Where does the money come from, both the original $88M and the further billions expected in construction costs? Who expects to profit from that investment and on what timescale? How are decisions made, and how are decision makers held accountable? Perhaps most importantly, assuming we buy into the “trust me, I’m a good guy” argument: What is the succession plan for the company, and thus the development, when Mr. Yip’s attention is inevitably drawn elsewhere?

There It Is

As the community has, to put it gently, failed to unify in support of the project, the tone has turned threatening. The development team have repeatedly said that they very much want to build something wonderful, but failing that they intend to do what they can “by right” under the current zoning. It’s reminiscent of the, “look what you made me do” theme found all-too-often in abusive relationships.

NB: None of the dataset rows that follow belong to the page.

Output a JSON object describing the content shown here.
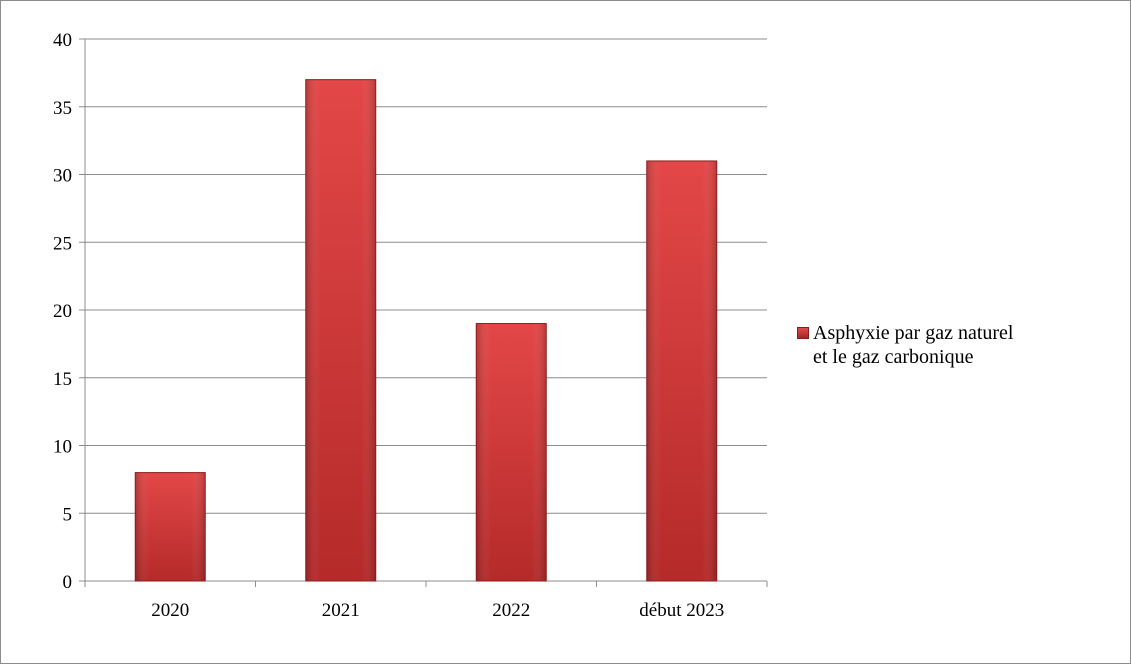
{
  "chart_data": {
    "type": "bar",
    "categories": [
      "2020",
      "2021",
      "2022",
      "début 2023"
    ],
    "series": [
      {
        "name": "Asphyxie par gaz naturel et le gaz carbonique",
        "values": [
          8,
          37,
          19,
          31
        ],
        "color": "#d23c3c"
      }
    ],
    "title": "",
    "xlabel": "",
    "ylabel": "",
    "ylim": [
      0,
      40
    ],
    "yticks": [
      "0",
      "5",
      "10",
      "15",
      "20",
      "25",
      "30",
      "35",
      "40"
    ],
    "grid": true,
    "legend_position": "right",
    "legend_lines": [
      "Asphyxie par gaz naturel",
      "et le gaz carbonique"
    ]
  }
}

In addition to the sketches of hulking industrial barns built to the lot lines, we have been told in no uncertain terms that failing to authorize the desired zoning will make it impossible for Rafi to provide most, or indeed any of the amenities and considerations that make the deal palatable — including the “Dojo 3.0,” a term used somewhat interchangeably with the community center.

Wealthy out-of-town interests who curry favor through their generosity towards local underprivileged youth, then threaten to withdraw that largess (“don’t make me hurt the kids!”) in order to close a real estate deal are the stuff of storybook villains. Using The Dojo as a bargaining chip in this process is beyond distasteful, and casts a shadow over the entire proposal.

What’s the Rush?

Finally: We just had this conversation. The City Council passed a comprehensive zoning overhaul just four years ago in late 2019. That update was the result of five years of work, including countless meetings, hearings, amendments, and debate.

Rafi purchased the Somernova campus with two years to spare in the zoning rewrite. They could have engaged at that time, but chose not to.

Rafi paid $88M in cash for a collection of hundred-year-old buildings, knowing full-well that neither the old nor the proposed new zoning supported anything like their ambitions. Somerville was absolutely planning dense, tall, industrial development at that time — but we planned to put it elsewhere, in our “transformational” districts — closer to mass transit and the highways and for the most part not directly adjacent to residential neighborhoods.

One of the frustrating truths about civic engagement and activism is that there is more important, urgent work than can ever be accomplished or even meaningfully talked about. Even with meetings that stretch to heroic hours of the night — all sorts of deserving topics still inevitably fall off the table. I urge the Council, the Mayor, and the community to not let moneyed interests set the tempo of the city’s discussions or distract us from our many ongoing crises.

To be clear: This proposal deserves fair consideration. It’s still very much in play for me and it could turn out to be great. We should not let it dominate our civic conversation to the exclusion of all else this year. If we do choose to alter our zoning this significantly, let’s do so thoughtfully and in the interests of the city as a whole — not as a handout to a particular developer who seems in a rush to retain a particular tenant.

If it turns out that this is a bad deal, or if it continues to feel like a deliberately untenable starting point calculated to move expectations, then the only sensible thing to do is to walk away and force them to come back with a real offer.

Seriously, the neon signs are a non-starter.